6. The method of claim 1, wherein determining the coefficient further comprises determining a cost associated with the reference trajectory and determining the coefficient for which the cost function associated with the candidate trajectory outputs a cost that is within a selected criterion of the cost associated with the reference trajectory.

7. The method of claim 1, further comprising determining the coefficient of the cost function that provides a minimum-cost optimal trajectory that approximates the reference trajectory.

8. A system for navigating an autonomous vehicle, comprising:

a processor configured to:

receive a reference trajectory for navigating a training traffic scenario along a road section;

determine a coefficient for a cost function associated with a candidate trajectory that simulates the reference trajectory;

provide the determined coefficient to a neural network to train the neural network; and

generate, at the neural network, a navigation trajectory for navigating the vehicle using a proper cost coefficient determined by the neural network.

9. The system of claim 8, wherein the processor is further configured to navigate the vehicle along the road section using the navigation trajectory.

10. The system of claim 8, wherein the processor is further configured to represent the road section via a search graph with the candidate trajectory confined to the search graph and train the neural network using the search graph as an input.

11. The system of claim 10, wherein the search graph includes vehicle state data and data for objects along the road section.

12. The system of claim 8, wherein the cost function associated with the candidate trajectory is dependent on objects in the training traffic scenario.

13. The system of claim 8, wherein the processor is further configured to determine the coefficient for which the cost associated with the candidate trajectory is within a selected criterion of a cost associated with the reference trajectory.

14. The system of claim 8, wherein the processor is further configured to determine the coefficients of the cost function which provides a minimum-cost optimal trajectory that approximates the reference trajectory and train the neural network using the determined coefficients.

15. An autonomous vehicle, comprising:

a processor configured to:

receive a reference trajectory for navigating a training traffic scenario along a road section;

determine a coefficient for a cost function associated with a candidate trajectory that simulates the reference trajectory;

provide the determined coefficient to a neural network to train the neural network;

generate a navigation trajectory for navigating the vehicle using proper cost coefficients determined by the trained neural network; and

navigate the vehicle along the road section using the navigation trajectory.

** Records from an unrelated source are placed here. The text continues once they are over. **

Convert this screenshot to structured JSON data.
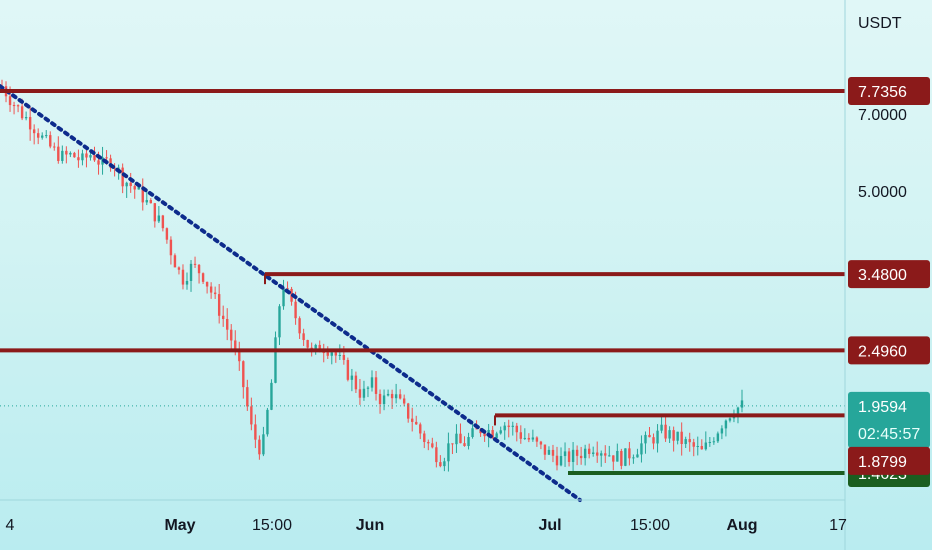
{
  "chart_data": {
    "type": "candlestick",
    "quote_currency": "USDT",
    "y_scale": "log",
    "ylim": [
      1.3,
      11.5
    ],
    "y_ticks": [
      "7.0000",
      "5.0000"
    ],
    "x_tick_labels": [
      {
        "label": "4",
        "bold": false
      },
      {
        "label": "May",
        "bold": true
      },
      {
        "label": "15:00",
        "bold": false
      },
      {
        "label": "Jun",
        "bold": true
      },
      {
        "label": "Jul",
        "bold": true
      },
      {
        "label": "15:00",
        "bold": false
      },
      {
        "label": "Aug",
        "bold": true
      },
      {
        "label": "17",
        "bold": false
      }
    ],
    "horizontal_levels": [
      {
        "value": 7.7356,
        "label": "7.7356",
        "color": "#8b1a1a",
        "extends": "full"
      },
      {
        "value": 3.48,
        "label": "3.4800",
        "color": "#8b1a1a",
        "extends": "from-peak"
      },
      {
        "value": 2.496,
        "label": "2.4960",
        "color": "#8b1a1a",
        "extends": "full"
      },
      {
        "value": 1.8799,
        "label": "1.8799",
        "color": "#8b1a1a",
        "extends": "range-top"
      },
      {
        "value": 1.4623,
        "label": "1.4623",
        "color": "#1b5e20",
        "extends": "range-bottom"
      }
    ],
    "current_price": {
      "value": 1.9594,
      "label": "1.9594",
      "countdown": "02:45:57",
      "color": "#26a69a"
    },
    "trendline": {
      "from": 7.9,
      "to": 1.3,
      "style": "dotted",
      "color": "#0d2b8c"
    },
    "price_path": [
      7.9,
      7.4,
      7.0,
      6.7,
      6.3,
      6.0,
      5.8,
      5.85,
      5.7,
      5.9,
      5.6,
      5.75,
      5.3,
      5.1,
      4.9,
      4.6,
      4.3,
      3.8,
      3.4,
      3.6,
      3.5,
      3.2,
      2.9,
      2.6,
      2.2,
      1.75,
      1.6,
      2.2,
      3.4,
      3.0,
      2.7,
      2.45,
      2.55,
      2.5,
      2.35,
      2.2,
      2.05,
      2.15,
      2.0,
      2.08,
      1.95,
      1.85,
      1.72,
      1.62,
      1.55,
      1.7,
      1.65,
      1.72,
      1.78,
      1.75,
      1.82,
      1.78,
      1.72,
      1.68,
      1.62,
      1.58,
      1.55,
      1.57,
      1.6,
      1.65,
      1.62,
      1.58,
      1.56,
      1.6,
      1.66,
      1.7,
      1.75,
      1.72,
      1.68,
      1.64,
      1.6,
      1.7,
      1.82,
      1.92,
      1.96
    ]
  },
  "colors": {
    "up": "#26a69a",
    "down": "#ef5350",
    "axis_text": "#131722"
  }
}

16. The vehicle of claim 15, wherein the processor is further configured to represent the road section via a search graph with the candidate trajectory confined to the search graph and to train the neural network using the search graph.

17. The vehicle of claim 15, wherein the cost function associated with the candidate trajectory is dependent on objects in the traffic scenario.

18. The vehicle of claim 15, wherein the processor is further configured to determine the coefficient for which the cost associated with the candidate trajectory is within a selected criterion of a cost associated with the reference trajectory.

19. The vehicle of claim 15, wherein the processor is further configured to determine the coefficients of the cost function which provides a minimum-cost optimal trajectory that approximates the reference trajectory and train the neural network using the determined coefficients.

20. The vehicle of claim 15 further comprising a sensor that detects a condition of the vehicle and of a real-time traffic scenario involving the vehicle, wherein the neural network is further configured to generate cost coefficients suitable for the sensed real-time traffic scenario and generates the navigation trajectory from the generated cost coefficients.